West Hollywood, CA 90046
James Lee Byars (born 1932, Detroit, Michigan, died 1997, Cairo, Egypt) was a habitually nomadic multimedia artist, at times residing in Berlin, Egypt, Japan, Nova Scotia, the Swiss Alps, Venice, Los Angeles, and New York. Byars’ ephemeral performances, installations, and text-based works on cloth and paper grapple with concepts such as temporality, transience, and the effect of time and scale on the audience or viewer. Byars often used delicate and decadent materials, such as gold leaf and silk, in his work and everyday life. For Byars, life was to be viewed and treated as art – his daily garb, for example, consisted of lavish silk suits and robes constructed of materials similar to those employed in his objects and installations. He attended Wayne State University and Merrill Palmer School of Psychology, where he studied art, psychology, and philosophy.
Letters and ephemera were a significant element of Byars’ practice and oeuvre. He often wrote elaborately coded letters to James G. Butler, Eugenia Butler, Sr.’s husband. Byars was very close with the Butler family and was a guest at their home in Hancock Park for extended periods of time.
Byars had a two-part exhibition at Eugenia Butler Gallery in October of 1969 entitled Byars at Butler. According to the gallery’s press release, the first part of the exhibition, entitled Shutting Up Genie, consisted of “…sealing Eugenia Butler off from the Gallery exhibition space.
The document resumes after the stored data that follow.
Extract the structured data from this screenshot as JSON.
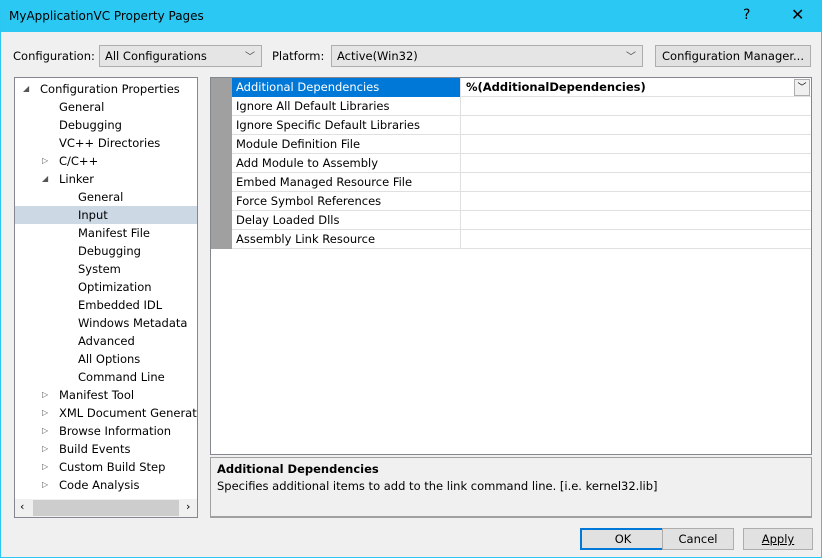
{
  "window": {
    "title": "MyApplicationVC Property Pages",
    "help": "?",
    "close": "✕"
  },
  "config": {
    "label": "Configuration:",
    "value": "All Configurations",
    "platform_label": "Platform:",
    "platform_value": "Active(Win32)",
    "manager_button": "Configuration Manager..."
  },
  "tree": [
    {
      "label": "Configuration Properties",
      "level": 0,
      "glyph": "◢"
    },
    {
      "label": "General",
      "level": 1,
      "glyph": ""
    },
    {
      "label": "Debugging",
      "level": 1,
      "glyph": ""
    },
    {
      "label": "VC++ Directories",
      "level": 1,
      "glyph": ""
    },
    {
      "label": "C/C++",
      "level": 1,
      "glyph": "▷"
    },
    {
      "label": "Linker",
      "level": 1,
      "glyph": "◢"
    },
    {
      "label": "General",
      "level": 2,
      "glyph": ""
    },
    {
      "label": "Input",
      "level": 2,
      "glyph": "",
      "selected": true
    },
    {
      "label": "Manifest File",
      "level": 2,
      "glyph": ""
    },
    {
      "label": "Debugging",
      "level": 2,
      "glyph": ""
    },
    {
      "label": "System",
      "level": 2,
      "glyph": ""
    },
    {
      "label": "Optimization",
      "level": 2,
      "glyph": ""
    },
    {
      "label": "Embedded IDL",
      "level": 2,
      "glyph": ""
    },
    {
      "label": "Windows Metadata",
      "level": 2,
      "glyph": ""
    },
    {
      "label": "Advanced",
      "level": 2,
      "glyph": ""
    },
    {
      "label": "All Options",
      "level": 2,
      "glyph": ""
    },
    {
      "label": "Command Line",
      "level": 2,
      "glyph": ""
    },
    {
      "label": "Manifest Tool",
      "level": 1,
      "glyph": "▷"
    },
    {
      "label": "XML Document Generator",
      "level": 1,
      "glyph": "▷"
    },
    {
      "label": "Browse Information",
      "level": 1,
      "glyph": "▷"
    },
    {
      "label": "Build Events",
      "level": 1,
      "glyph": "▷"
    },
    {
      "label": "Custom Build Step",
      "level": 1,
      "glyph": "▷"
    },
    {
      "label": "Code Analysis",
      "level": 1,
      "glyph": "▷"
    }
  ],
  "properties": [
    {
      "name": "Additional Dependencies",
      "value": "%(AdditionalDependencies)",
      "active": true
    },
    {
      "name": "Ignore All Default Libraries",
      "value": ""
    },
    {
      "name": "Ignore Specific Default Libraries",
      "value": ""
    },
    {
      "name": "Module Definition File",
      "value": ""
    },
    {
      "name": "Add Module to Assembly",
      "value": ""
    },
    {
      "name": "Embed Managed Resource File",
      "value": ""
    },
    {
      "name": "Force Symbol References",
      "value": ""
    },
    {
      "name": "Delay Loaded Dlls",
      "value": ""
    },
    {
      "name": "Assembly Link Resource",
      "value": ""
    }
  ],
  "description": {
    "title": "Additional Dependencies",
    "text": "Specifies additional items to add to the link command line. [i.e. kernel32.lib]"
  },
  "buttons": {
    "ok": "OK",
    "cancel": "Cancel",
    "apply": "Apply"
  },
  "colors": {
    "titlebar": "#2bc8f4",
    "selection": "#0078d7"
  }
}
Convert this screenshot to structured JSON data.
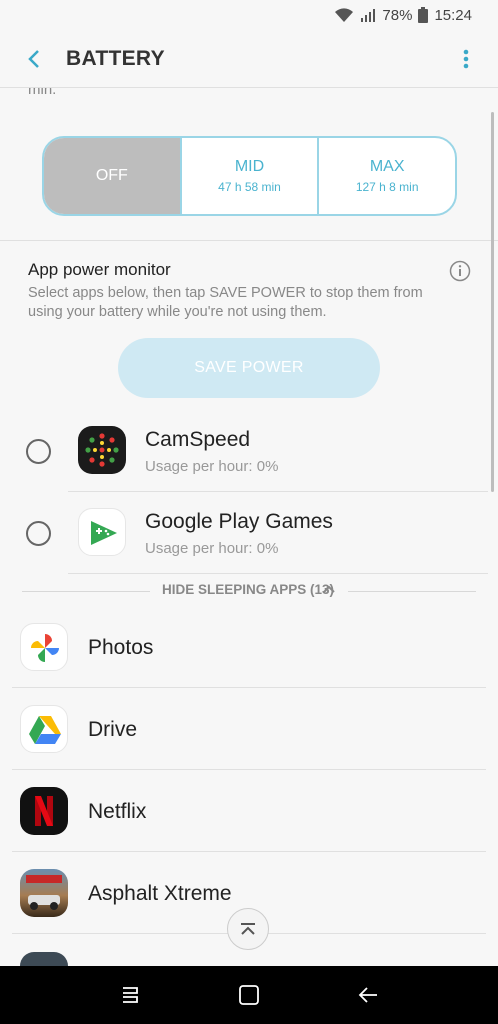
{
  "status": {
    "battery_pct": "78%",
    "time": "15:24"
  },
  "header": {
    "title": "BATTERY"
  },
  "cut_text": "min.",
  "modes": [
    {
      "label": "OFF",
      "sub": ""
    },
    {
      "label": "MID",
      "sub": "47 h 58 min"
    },
    {
      "label": "MAX",
      "sub": "127 h 8 min"
    }
  ],
  "app_power_monitor": {
    "title": "App power monitor",
    "description": "Select apps below, then tap SAVE POWER to stop them from using your battery while you're not using them.",
    "save_button": "SAVE POWER"
  },
  "selectable_apps": [
    {
      "name": "CamSpeed",
      "usage": "Usage per hour: 0%"
    },
    {
      "name": "Google Play Games",
      "usage": "Usage per hour: 0%"
    }
  ],
  "sleeping_toggle": "HIDE SLEEPING APPS (13)",
  "sleeping_apps": [
    {
      "name": "Photos"
    },
    {
      "name": "Drive"
    },
    {
      "name": "Netflix"
    },
    {
      "name": "Asphalt Xtreme"
    }
  ],
  "colors": {
    "accent": "#4ab3cf",
    "selected_mode": "#bdbdbd",
    "save_button_disabled": "#cfe9f3",
    "netflix_red": "#e50914"
  }
}
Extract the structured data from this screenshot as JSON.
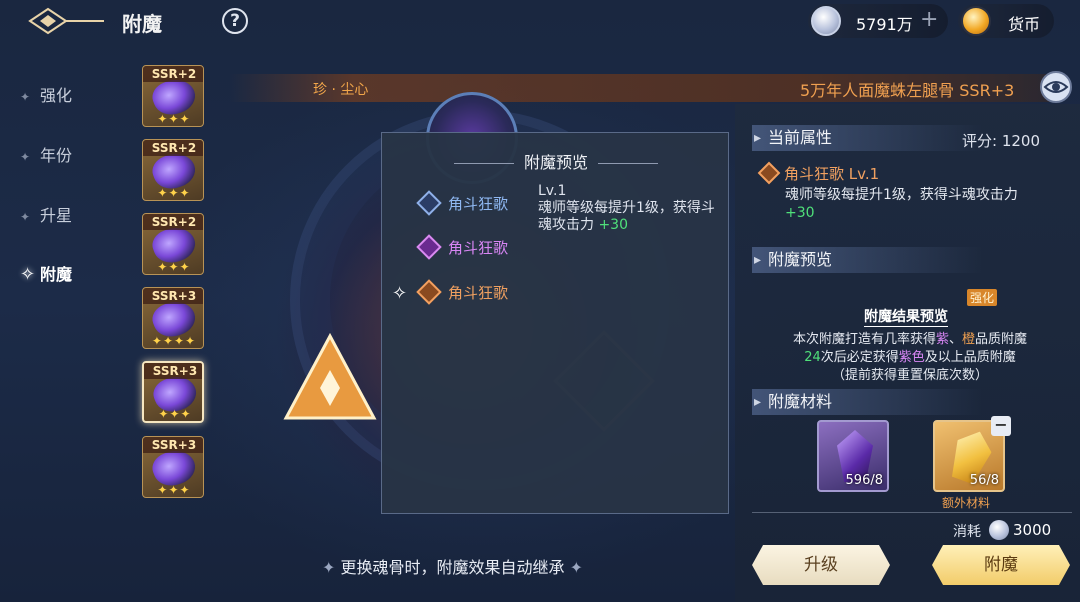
{
  "header": {
    "title": "附魔",
    "help_label": "?",
    "currency_amount": "5791万",
    "currency_label": "货币"
  },
  "tabs": [
    {
      "label": "强化"
    },
    {
      "label": "年份"
    },
    {
      "label": "升星"
    },
    {
      "label": "附魔"
    }
  ],
  "cards": [
    {
      "badge": "SSR+2",
      "stars": "✦✦✦"
    },
    {
      "badge": "SSR+2",
      "stars": "✦✦✦"
    },
    {
      "badge": "SSR+2",
      "stars": "✦✦✦"
    },
    {
      "badge": "SSR+3",
      "stars": "✦✦✦✦"
    },
    {
      "badge": "SSR+3",
      "stars": "✦✦✦"
    },
    {
      "badge": "SSR+3",
      "stars": "✦✦✦"
    }
  ],
  "banner": {
    "quality": "珍 · 尘心",
    "item_name": "5万年人面魔蛛左腿骨 SSR+3"
  },
  "popup": {
    "title": "附魔预览",
    "rows": [
      {
        "name": "角斗狂歌",
        "color": "blue"
      },
      {
        "name": "角斗狂歌",
        "color": "purple"
      },
      {
        "name": "角斗狂歌",
        "color": "orange"
      }
    ],
    "detail_level": "Lv.1",
    "detail_text": "魂师等级每提升1级，获得斗魂攻击力",
    "detail_bonus": "+30"
  },
  "right": {
    "current_attr_title": "当前属性",
    "score": "评分: 1200",
    "attr_name": "角斗狂歌 Lv.1",
    "attr_desc": "魂师等级每提升1级，获得斗魂攻击力",
    "attr_bonus": "+30",
    "preview_title": "附魔预览",
    "result_title": "附魔结果预览",
    "result_badge": "强化",
    "result_line1_a": "本次附魔打造有几率获得",
    "result_line1_purple": "紫",
    "result_line1_sep": "、",
    "result_line1_orange": "橙",
    "result_line1_b": "品质附魔",
    "result_line2_num": "24",
    "result_line2_a": "次后必定获得",
    "result_line2_purple": "紫色",
    "result_line2_b": "及以上品质附魔",
    "result_line3": "（提前获得重置保底次数）",
    "materials_title": "附魔材料",
    "materials": [
      {
        "count": "596/8"
      },
      {
        "count": "56/8",
        "label": "额外材料"
      }
    ],
    "cost_label": "消耗",
    "cost_value": "3000",
    "upgrade_button": "升级",
    "enchant_button": "附魔"
  },
  "tip": "更换魂骨时，附魔效果自动继承",
  "colors": {
    "accent_orange": "#f0a050",
    "purple": "#d886f4",
    "blue": "#8fb8f2",
    "green": "#4fe07a"
  }
}
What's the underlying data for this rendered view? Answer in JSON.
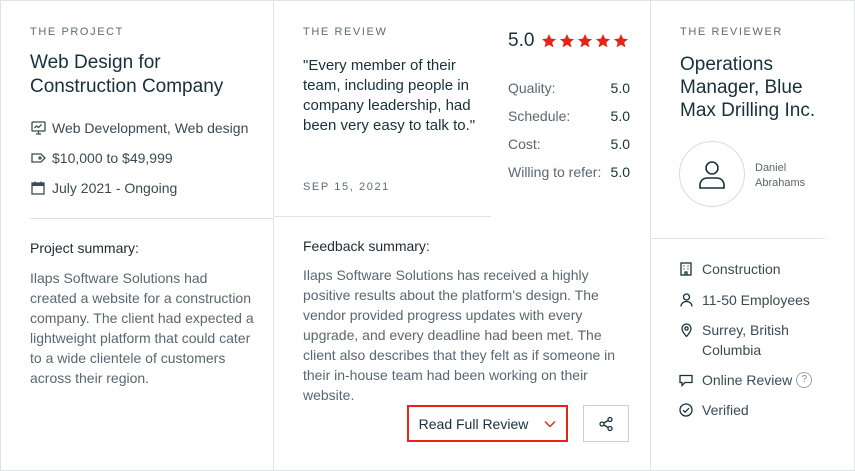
{
  "project": {
    "label": "THE PROJECT",
    "title": "Web Design for Construction Company",
    "services": "Web Development, Web design",
    "budget": "$10,000 to $49,999",
    "dates": "July 2021 - Ongoing",
    "summary_heading": "Project summary:",
    "summary": "Ilaps Software Solutions had created a website for a construction company. The client had expected a lightweight platform that could cater to a wide clientele of customers across their region."
  },
  "review": {
    "label": "THE REVIEW",
    "quote": "\"Every member of their team, including people in company leadership, had been very easy to talk to.\"",
    "date": "SEP 15, 2021",
    "overall": "5.0",
    "stars": 5,
    "scores": [
      {
        "label": "Quality:",
        "value": "5.0"
      },
      {
        "label": "Schedule:",
        "value": "5.0"
      },
      {
        "label": "Cost:",
        "value": "5.0"
      },
      {
        "label": "Willing to refer:",
        "value": "5.0"
      }
    ],
    "feedback_heading": "Feedback summary:",
    "feedback": "Ilaps Software Solutions has received a highly positive results about the platform's design. The vendor provided progress updates with every upgrade, and every deadline had been met. The client also describes that they felt as if someone in their in-house team had been working on their website.",
    "read_full_label": "Read Full Review"
  },
  "reviewer": {
    "label": "THE REVIEWER",
    "title": "Operations Manager, Blue Max Drilling Inc.",
    "name_first": "Daniel",
    "name_last": "Abrahams",
    "industry": "Construction",
    "employees": "11-50 Employees",
    "location": "Surrey, British Columbia",
    "review_type": "Online Review",
    "help_mark": "?",
    "verified": "Verified"
  },
  "colors": {
    "accent": "#e62415",
    "border": "#dde3e8",
    "heading": "#17313b",
    "muted": "#5a6770"
  }
}
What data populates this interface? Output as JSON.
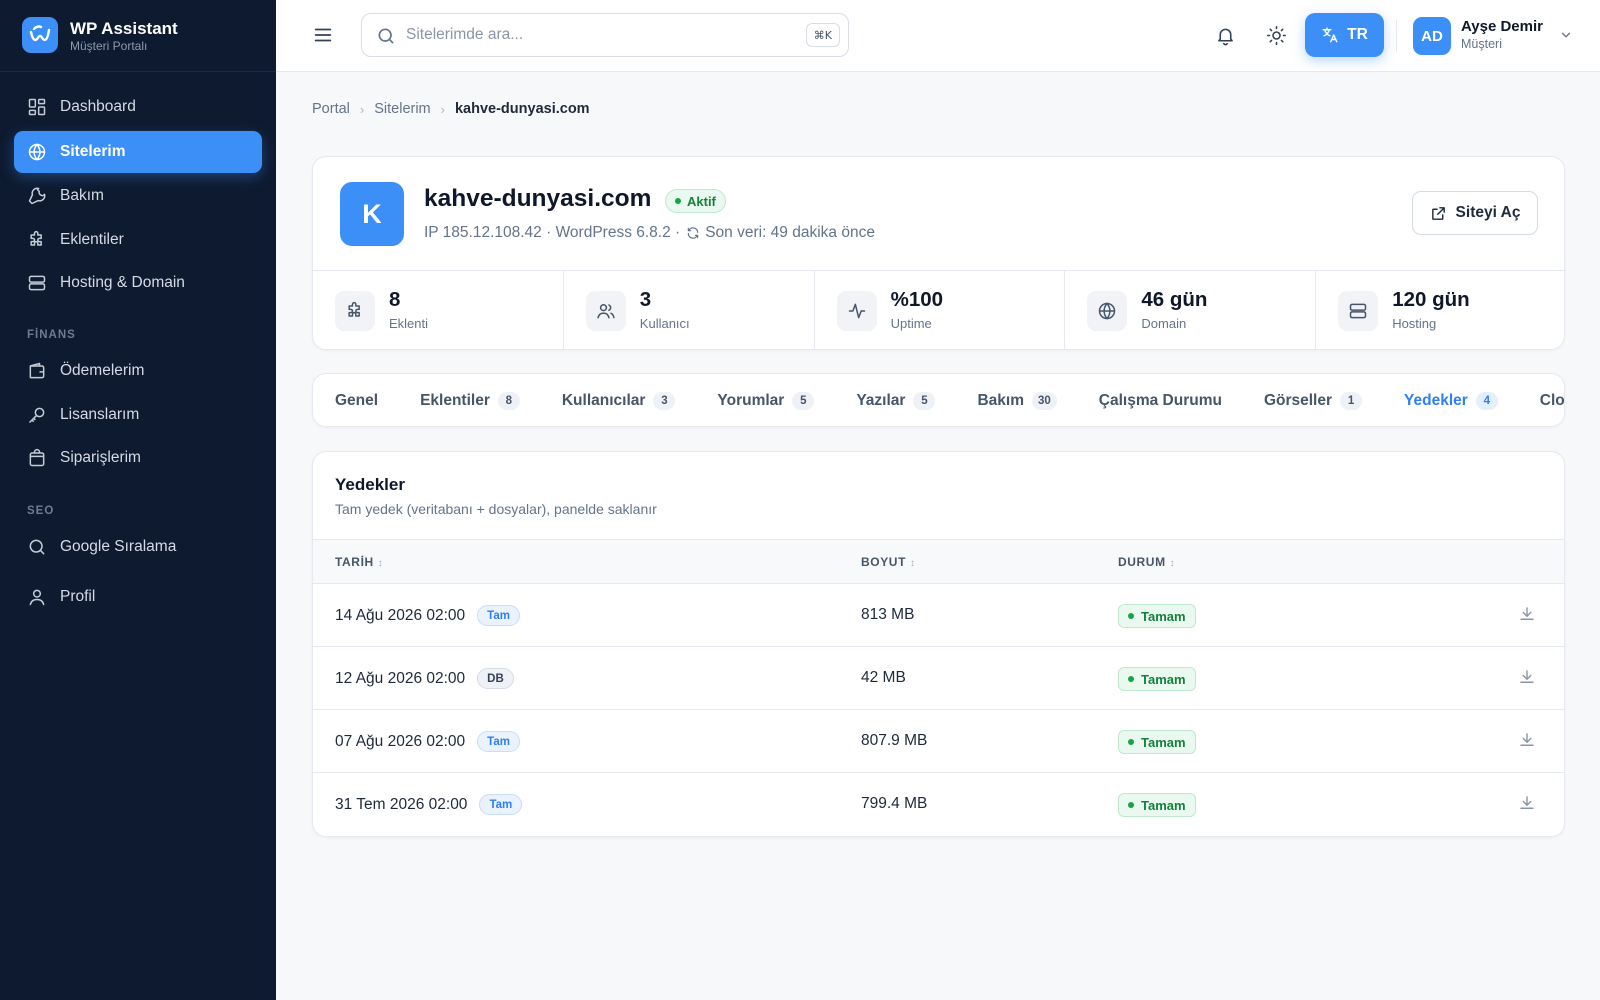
{
  "brand": {
    "name": "WP Assistant",
    "subtitle": "Müşteri Portalı"
  },
  "sidebar": {
    "items": [
      {
        "label": "Dashboard"
      },
      {
        "label": "Sitelerim"
      },
      {
        "label": "Bakım"
      },
      {
        "label": "Eklentiler"
      },
      {
        "label": "Hosting & Domain"
      }
    ],
    "finance_title": "FİNANS",
    "finance_items": [
      {
        "label": "Ödemelerim"
      },
      {
        "label": "Lisanslarım"
      },
      {
        "label": "Siparişlerim"
      }
    ],
    "seo_title": "SEO",
    "seo_items": [
      {
        "label": "Google Sıralama"
      }
    ],
    "profile_label": "Profil"
  },
  "header": {
    "search_placeholder": "Sitelerimde ara...",
    "shortcut": "⌘K",
    "language": "TR",
    "user": {
      "initials": "AD",
      "name": "Ayşe Demir",
      "role": "Müşteri"
    }
  },
  "breadcrumb": [
    "Portal",
    "Sitelerim",
    "kahve-dunyasi.com"
  ],
  "site": {
    "initial": "K",
    "domain": "kahve-dunyasi.com",
    "status": "Aktif",
    "ip": "IP 185.12.108.42",
    "wp_version": "WordPress 6.8.2",
    "last_data": "Son veri: 49 dakika önce",
    "open_label": "Siteyi Aç"
  },
  "stats": [
    {
      "value": "8",
      "label": "Eklenti",
      "icon": "puzzle-icon"
    },
    {
      "value": "3",
      "label": "Kullanıcı",
      "icon": "users-icon"
    },
    {
      "value": "%100",
      "label": "Uptime",
      "icon": "activity-icon"
    },
    {
      "value": "46 gün",
      "label": "Domain",
      "icon": "globe-icon"
    },
    {
      "value": "120 gün",
      "label": "Hosting",
      "icon": "server-icon"
    }
  ],
  "tabs": [
    {
      "label": "Genel",
      "count": ""
    },
    {
      "label": "Eklentiler",
      "count": "8"
    },
    {
      "label": "Kullanıcılar",
      "count": "3"
    },
    {
      "label": "Yorumlar",
      "count": "5"
    },
    {
      "label": "Yazılar",
      "count": "5"
    },
    {
      "label": "Bakım",
      "count": "30"
    },
    {
      "label": "Çalışma Durumu",
      "count": ""
    },
    {
      "label": "Görseller",
      "count": "1"
    },
    {
      "label": "Yedekler",
      "count": "4"
    },
    {
      "label": "Cloudflare",
      "count": ""
    }
  ],
  "active_tab": "Yedekler",
  "backups": {
    "title": "Yedekler",
    "subtitle": "Tam yedek (veritabanı + dosyalar), panelde saklanır",
    "columns": {
      "date": "TARİH",
      "size": "BOYUT",
      "status": "DURUM"
    },
    "rows": [
      {
        "date": "14 Ağu 2026 02:00",
        "type": "Tam",
        "size": "813 MB",
        "status": "Tamam"
      },
      {
        "date": "12 Ağu 2026 02:00",
        "type": "DB",
        "size": "42 MB",
        "status": "Tamam"
      },
      {
        "date": "07 Ağu 2026 02:00",
        "type": "Tam",
        "size": "807.9 MB",
        "status": "Tamam"
      },
      {
        "date": "31 Tem 2026 02:00",
        "type": "Tam",
        "size": "799.4 MB",
        "status": "Tamam"
      }
    ]
  },
  "colors": {
    "accent": "#3b8ff7",
    "sidebar_bg": "#0e1a2f",
    "success": "#16a34a"
  }
}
Her name comes down from the front of the building, and ‘Shutting Up Genie’ is lettered in red on the wall directly behind the Gallery window, visible from the street. Eugenia Butler is forbidden by the artist to enter the Gallery exhibition space during the five-day period.”
The second part of the exhibition, entitled This is the Ghost of James Lee Byars Calling, transformed the gallery into an entirely red room with a sole light source from a two-and-a-half inch hole cut in the ceiling. The only entrance into the gallery was through a two-and-a-half foot hole, and participants were asked to read various communications (describing Byars) that were sent to the gallery from people around the world to audibly reconstruct the artist.